Everybody has those days when they feel down. Maybe they just had a rough day or got into an argument with someone they love. Many people retreat to social media in order to escape those tough times. We saw this as an opportunity to create a mobile application in order to counteract such negative feelings. EmotiBlast helps bring about a positive change in one's mood.
How it works
EmotiBlast is an Android mobile application that allows the user to select an emoji icon that represents how they are feeling. Based upon their selection, the app will load a variety of media for the user. If the user feels happy, cool, or excited, they will receive images and quotes that further encourage their positive mood. However, if the user is feeling sad, angry, or stressed, then EmotiBlast will load pictures to help change their mood for the better.
On the back-end, EmotiBlast utilizes a Google API to connect to an online list of URLs. This list is editable by us, the creators of the app. The URLs within the list are links to image files that will be shown on various screens. Based on which emotion the user selected in the app, EmotiBlast will use the API to connect to a specific section in the list of URLs and load the images from there. The use of the API allows the set of images to be updated without the need to release frequent updates of the entire application. It also eliminates the need for hard-coding certain images in the app, therefore decreasing download size of EmotiBlast.
On the front-end, EmotiBlast first displays a layout of six emoticons.
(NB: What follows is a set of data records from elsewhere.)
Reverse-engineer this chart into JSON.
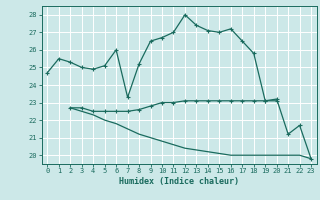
{
  "xlabel": "Humidex (Indice chaleur)",
  "bg_color": "#cce8e8",
  "grid_color": "#ffffff",
  "line_color": "#1a6b5e",
  "xlim": [
    -0.5,
    23.5
  ],
  "ylim": [
    19.5,
    28.5
  ],
  "yticks": [
    20,
    21,
    22,
    23,
    24,
    25,
    26,
    27,
    28
  ],
  "xticks": [
    0,
    1,
    2,
    3,
    4,
    5,
    6,
    7,
    8,
    9,
    10,
    11,
    12,
    13,
    14,
    15,
    16,
    17,
    18,
    19,
    20,
    21,
    22,
    23
  ],
  "line1_x": [
    0,
    1,
    2,
    3,
    4,
    5,
    6,
    7,
    8,
    9,
    10,
    11,
    12,
    13,
    14,
    15,
    16,
    17,
    18,
    19,
    20,
    21,
    22,
    23
  ],
  "line1_y": [
    24.7,
    25.5,
    25.3,
    25.0,
    24.9,
    25.1,
    26.0,
    23.3,
    25.2,
    26.5,
    26.7,
    27.0,
    28.0,
    27.4,
    27.1,
    27.0,
    27.2,
    26.5,
    25.8,
    23.1,
    23.2,
    21.2,
    21.7,
    19.8
  ],
  "line2_x": [
    2,
    3,
    4,
    5,
    6,
    7,
    8,
    9,
    10,
    11,
    12,
    13,
    14,
    15,
    16,
    17,
    18,
    19,
    20
  ],
  "line2_y": [
    22.7,
    22.7,
    22.5,
    22.5,
    22.5,
    22.5,
    22.6,
    22.8,
    23.0,
    23.0,
    23.1,
    23.1,
    23.1,
    23.1,
    23.1,
    23.1,
    23.1,
    23.1,
    23.1
  ],
  "line3_x": [
    2,
    3,
    4,
    5,
    6,
    7,
    8,
    9,
    10,
    11,
    12,
    13,
    14,
    15,
    16,
    17,
    18,
    19,
    20,
    21,
    22,
    23
  ],
  "line3_y": [
    22.7,
    22.5,
    22.3,
    22.0,
    21.8,
    21.5,
    21.2,
    21.0,
    20.8,
    20.6,
    20.4,
    20.3,
    20.2,
    20.1,
    20.0,
    20.0,
    20.0,
    20.0,
    20.0,
    20.0,
    20.0,
    19.8
  ]
}
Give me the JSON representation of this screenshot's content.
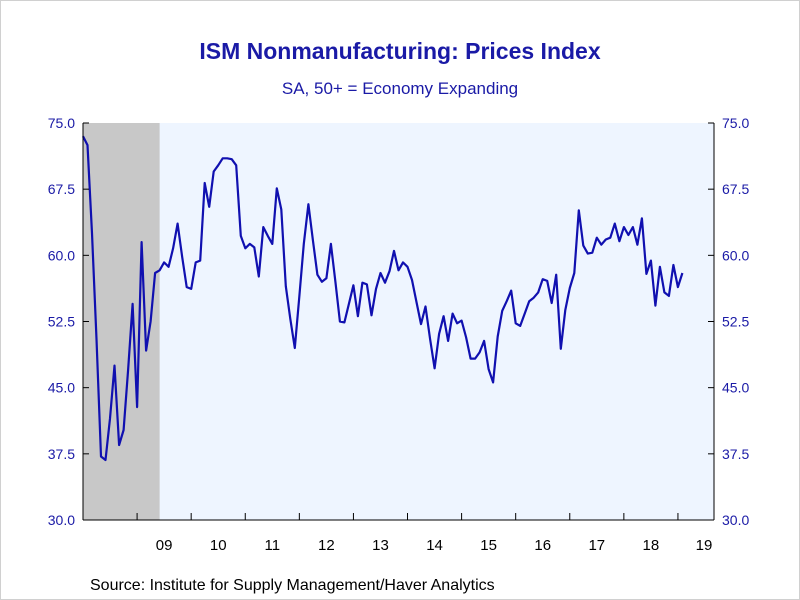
{
  "chart_data": {
    "type": "line",
    "title": "ISM Nonmanufacturing: Prices Index",
    "subtitle": "SA, 50+ = Economy Expanding",
    "source": "Source:  Institute for Supply Management/Haver Analytics",
    "xlabel": "",
    "ylabel": "",
    "ylim": [
      30.0,
      75.0
    ],
    "y_ticks": [
      "75.0",
      "67.5",
      "60.0",
      "52.5",
      "45.0",
      "37.5",
      "30.0"
    ],
    "x_tick_labels": [
      "09",
      "10",
      "11",
      "12",
      "13",
      "14",
      "15",
      "16",
      "17",
      "18",
      "19"
    ],
    "recession_shading": {
      "start": "2008-01",
      "end": "2009-06"
    },
    "colors": {
      "line": "#1010b0",
      "plot_bg": "#eef5ff",
      "recession": "#c8c8c8",
      "text": "#1a1aa6"
    },
    "grid": false,
    "legend": "none",
    "series": [
      {
        "x_start": "2008-01",
        "frequency": "monthly",
        "values": [
          73.5,
          72.5,
          62.5,
          50.5,
          37.2,
          36.8,
          41.5,
          47.5,
          38.5,
          40.2,
          47.0,
          54.5,
          42.8,
          61.5,
          49.2,
          52.5,
          58.0,
          58.3,
          59.2,
          58.7,
          60.8,
          63.6,
          59.8,
          56.4,
          56.2,
          59.2,
          59.4,
          68.2,
          65.5,
          69.5,
          70.2,
          71.0,
          71.0,
          70.9,
          70.2,
          62.2,
          60.8,
          61.3,
          60.9,
          57.6,
          63.2,
          62.2,
          61.3,
          67.6,
          65.2,
          56.5,
          52.8,
          49.5,
          55.3,
          61.3,
          65.8,
          61.7,
          57.8,
          57.0,
          57.4,
          61.3,
          57.0,
          52.5,
          52.4,
          54.5,
          56.6,
          53.1,
          56.9,
          56.7,
          53.2,
          56.2,
          58.0,
          56.9,
          58.2,
          60.5,
          58.3,
          59.2,
          58.7,
          57.2,
          54.7,
          52.2,
          54.2,
          50.5,
          47.2,
          51.1,
          53.1,
          50.3,
          53.4,
          52.3,
          52.6,
          50.7,
          48.3,
          48.3,
          49.0,
          50.3,
          47.1,
          45.6,
          50.8,
          53.7,
          54.8,
          56.0,
          52.3,
          52.0,
          53.4,
          54.8,
          55.2,
          55.8,
          57.3,
          57.1,
          54.6,
          57.8,
          49.4,
          53.8,
          56.3,
          58.0,
          65.1,
          61.1,
          60.2,
          60.3,
          62.0,
          61.2,
          61.8,
          62.0,
          63.6,
          61.6,
          63.2,
          62.3,
          63.2,
          61.2,
          64.2,
          57.9,
          59.4,
          54.3,
          58.7,
          55.8,
          55.4,
          58.9,
          56.4,
          58.0
        ]
      }
    ]
  }
}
When one is tapped, the user is brought to the new view, the feed for emotion-based content. The structure is a simple display, containing an image view, an emotion icon, and forward and back arrows. By keeping the flow simple, the users can focus more on being positive, rather than getting lost within the app.
Challenges we ran into
During this process, one of the most challenging parts was formatting the Android app to work on both smartphones and tablets, as well as implementing the Google API. We wanted to make sure EmotiBlast was runnable on both types of devices without a significant loss of aesthetic appeal between the two. Therefore, we had to make sure that the layout of the app was not hardcoded to a specific set of dimensions. Implementing the Google API was even more challenging - using it to access an online list of URLs and making the app only retrieve a certain set of those URLs (based on the user's initial choice of emotion) was something that required the most technical experience for us, for EmotiBlast needed to be able to display the images without storing them permanently on the mobile phone. Altogether, the API allowed for the images to be updated without needing to reinstall the app, and it helps save space on the user's phone.
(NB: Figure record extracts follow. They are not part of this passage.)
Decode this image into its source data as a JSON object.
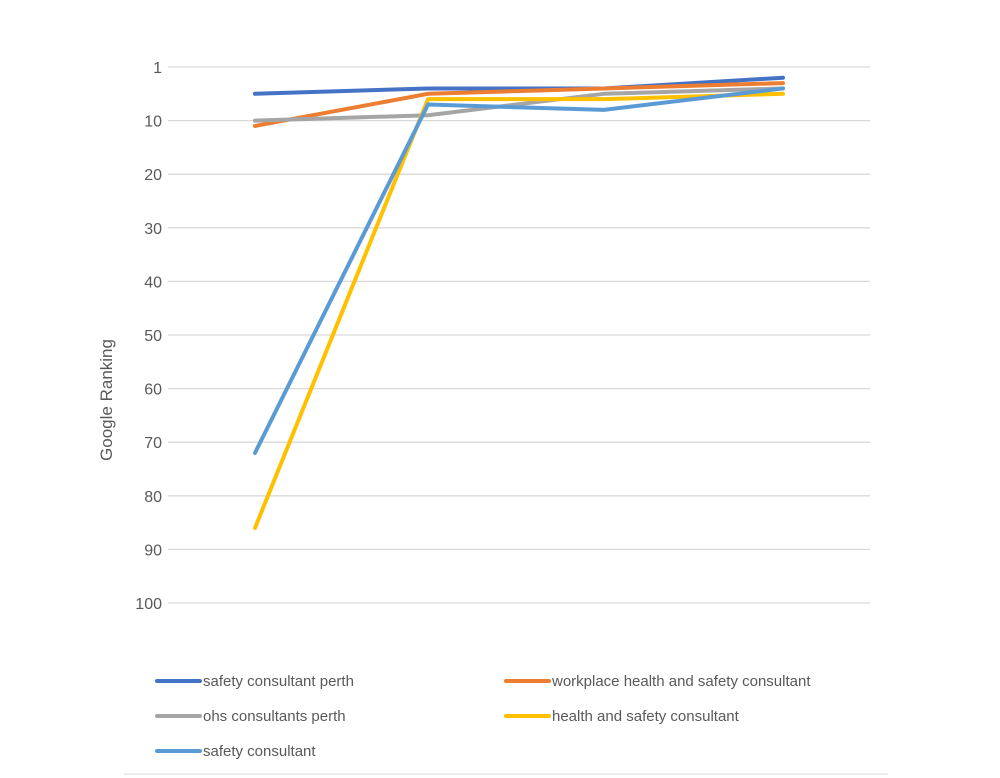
{
  "chart_data": {
    "type": "line",
    "title": "",
    "xlabel": "",
    "ylabel": "Google Ranking",
    "y_reversed": true,
    "ylim": [
      0,
      100
    ],
    "y_tick_labels": [
      "1",
      "10",
      "20",
      "30",
      "40",
      "50",
      "60",
      "70",
      "80",
      "90",
      "100"
    ],
    "y_tick_values": [
      0,
      10,
      20,
      30,
      40,
      50,
      60,
      70,
      80,
      90,
      100
    ],
    "grid": true,
    "legend_position": "bottom",
    "x": [
      1,
      2,
      3,
      4
    ],
    "series": [
      {
        "name": "safety consultant perth",
        "color": "#4472C4",
        "values": [
          5,
          4,
          4,
          2
        ]
      },
      {
        "name": "workplace health and safety consultant",
        "color": "#ED7D31",
        "values": [
          11,
          5,
          4,
          3
        ]
      },
      {
        "name": "ohs consultants perth",
        "color": "#A5A5A5",
        "values": [
          10,
          9,
          5,
          4
        ]
      },
      {
        "name": "health and safety consultant",
        "color": "#FFC000",
        "values": [
          86,
          6,
          6,
          5
        ]
      },
      {
        "name": "safety consultant",
        "color": "#5B9BD5",
        "values": [
          72,
          7,
          8,
          4
        ]
      }
    ]
  }
}
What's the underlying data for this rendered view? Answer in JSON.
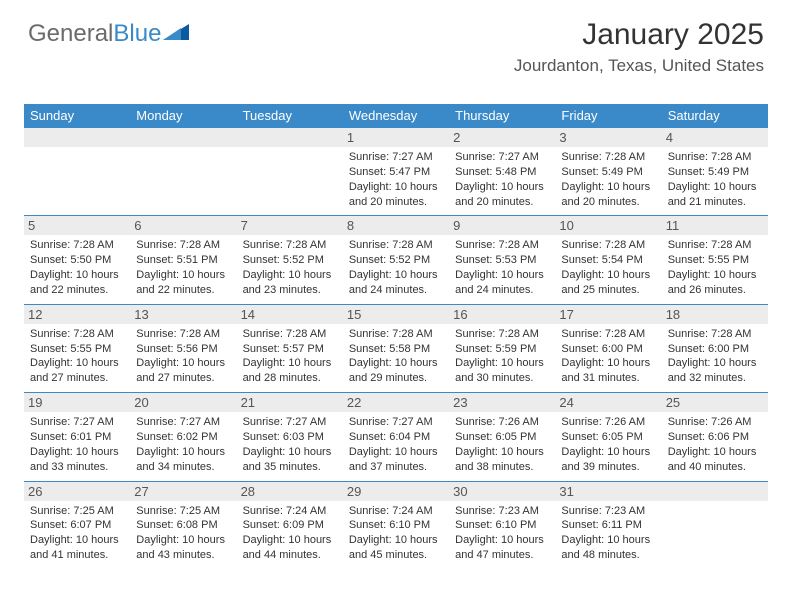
{
  "logo": {
    "text_general": "General",
    "text_blue": "Blue"
  },
  "header": {
    "month_title": "January 2025",
    "location": "Jourdanton, Texas, United States"
  },
  "colors": {
    "header_bg": "#3a8ac9",
    "date_strip_bg": "#ececec",
    "text_primary": "#333333",
    "text_secondary": "#555555",
    "logo_gray": "#6b6b6b",
    "logo_blue": "#3a8ac9",
    "background": "#ffffff"
  },
  "days_of_week": [
    "Sunday",
    "Monday",
    "Tuesday",
    "Wednesday",
    "Thursday",
    "Friday",
    "Saturday"
  ],
  "weeks": [
    [
      {
        "date": "",
        "sunrise": "",
        "sunset": "",
        "daylight": ""
      },
      {
        "date": "",
        "sunrise": "",
        "sunset": "",
        "daylight": ""
      },
      {
        "date": "",
        "sunrise": "",
        "sunset": "",
        "daylight": ""
      },
      {
        "date": "1",
        "sunrise": "7:27 AM",
        "sunset": "5:47 PM",
        "daylight": "10 hours and 20 minutes."
      },
      {
        "date": "2",
        "sunrise": "7:27 AM",
        "sunset": "5:48 PM",
        "daylight": "10 hours and 20 minutes."
      },
      {
        "date": "3",
        "sunrise": "7:28 AM",
        "sunset": "5:49 PM",
        "daylight": "10 hours and 20 minutes."
      },
      {
        "date": "4",
        "sunrise": "7:28 AM",
        "sunset": "5:49 PM",
        "daylight": "10 hours and 21 minutes."
      }
    ],
    [
      {
        "date": "5",
        "sunrise": "7:28 AM",
        "sunset": "5:50 PM",
        "daylight": "10 hours and 22 minutes."
      },
      {
        "date": "6",
        "sunrise": "7:28 AM",
        "sunset": "5:51 PM",
        "daylight": "10 hours and 22 minutes."
      },
      {
        "date": "7",
        "sunrise": "7:28 AM",
        "sunset": "5:52 PM",
        "daylight": "10 hours and 23 minutes."
      },
      {
        "date": "8",
        "sunrise": "7:28 AM",
        "sunset": "5:52 PM",
        "daylight": "10 hours and 24 minutes."
      },
      {
        "date": "9",
        "sunrise": "7:28 AM",
        "sunset": "5:53 PM",
        "daylight": "10 hours and 24 minutes."
      },
      {
        "date": "10",
        "sunrise": "7:28 AM",
        "sunset": "5:54 PM",
        "daylight": "10 hours and 25 minutes."
      },
      {
        "date": "11",
        "sunrise": "7:28 AM",
        "sunset": "5:55 PM",
        "daylight": "10 hours and 26 minutes."
      }
    ],
    [
      {
        "date": "12",
        "sunrise": "7:28 AM",
        "sunset": "5:55 PM",
        "daylight": "10 hours and 27 minutes."
      },
      {
        "date": "13",
        "sunrise": "7:28 AM",
        "sunset": "5:56 PM",
        "daylight": "10 hours and 27 minutes."
      },
      {
        "date": "14",
        "sunrise": "7:28 AM",
        "sunset": "5:57 PM",
        "daylight": "10 hours and 28 minutes."
      },
      {
        "date": "15",
        "sunrise": "7:28 AM",
        "sunset": "5:58 PM",
        "daylight": "10 hours and 29 minutes."
      },
      {
        "date": "16",
        "sunrise": "7:28 AM",
        "sunset": "5:59 PM",
        "daylight": "10 hours and 30 minutes."
      },
      {
        "date": "17",
        "sunrise": "7:28 AM",
        "sunset": "6:00 PM",
        "daylight": "10 hours and 31 minutes."
      },
      {
        "date": "18",
        "sunrise": "7:28 AM",
        "sunset": "6:00 PM",
        "daylight": "10 hours and 32 minutes."
      }
    ],
    [
      {
        "date": "19",
        "sunrise": "7:27 AM",
        "sunset": "6:01 PM",
        "daylight": "10 hours and 33 minutes."
      },
      {
        "date": "20",
        "sunrise": "7:27 AM",
        "sunset": "6:02 PM",
        "daylight": "10 hours and 34 minutes."
      },
      {
        "date": "21",
        "sunrise": "7:27 AM",
        "sunset": "6:03 PM",
        "daylight": "10 hours and 35 minutes."
      },
      {
        "date": "22",
        "sunrise": "7:27 AM",
        "sunset": "6:04 PM",
        "daylight": "10 hours and 37 minutes."
      },
      {
        "date": "23",
        "sunrise": "7:26 AM",
        "sunset": "6:05 PM",
        "daylight": "10 hours and 38 minutes."
      },
      {
        "date": "24",
        "sunrise": "7:26 AM",
        "sunset": "6:05 PM",
        "daylight": "10 hours and 39 minutes."
      },
      {
        "date": "25",
        "sunrise": "7:26 AM",
        "sunset": "6:06 PM",
        "daylight": "10 hours and 40 minutes."
      }
    ],
    [
      {
        "date": "26",
        "sunrise": "7:25 AM",
        "sunset": "6:07 PM",
        "daylight": "10 hours and 41 minutes."
      },
      {
        "date": "27",
        "sunrise": "7:25 AM",
        "sunset": "6:08 PM",
        "daylight": "10 hours and 43 minutes."
      },
      {
        "date": "28",
        "sunrise": "7:24 AM",
        "sunset": "6:09 PM",
        "daylight": "10 hours and 44 minutes."
      },
      {
        "date": "29",
        "sunrise": "7:24 AM",
        "sunset": "6:10 PM",
        "daylight": "10 hours and 45 minutes."
      },
      {
        "date": "30",
        "sunrise": "7:23 AM",
        "sunset": "6:10 PM",
        "daylight": "10 hours and 47 minutes."
      },
      {
        "date": "31",
        "sunrise": "7:23 AM",
        "sunset": "6:11 PM",
        "daylight": "10 hours and 48 minutes."
      },
      {
        "date": "",
        "sunrise": "",
        "sunset": "",
        "daylight": ""
      }
    ]
  ],
  "labels": {
    "sunrise": "Sunrise:",
    "sunset": "Sunset:",
    "daylight": "Daylight:"
  }
}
Accomplishments that we're proud of
As the creators of EmotiBlast, we are proud to have made a fully-functional Android mobile application that is available on the Google Play Store. Our app is also able to effectively use a Google API to access specific data based on the user's actions within the app. This app can benefit the community by promoting positive emotions and reducing stress.
What we learned
During this process, we learned how to use Android Studio to create an Android app. We also learned about Google APIs and how to use them to retrieve specific sets of data. Finally, we had a great first-time experience of creating an app from start to finish in under 24 hours!
What's next for EmotiBlast
We would like to expand the functionality of our app by creating a server specifically for EmotiBlast. We would use this server to increase the number of images available for each emotion. We can also include other forms of media, such as videos and sound clips. Furthermore, we want to add a community aspect, where people can see which emotions other people have tapped and pictures they have liked.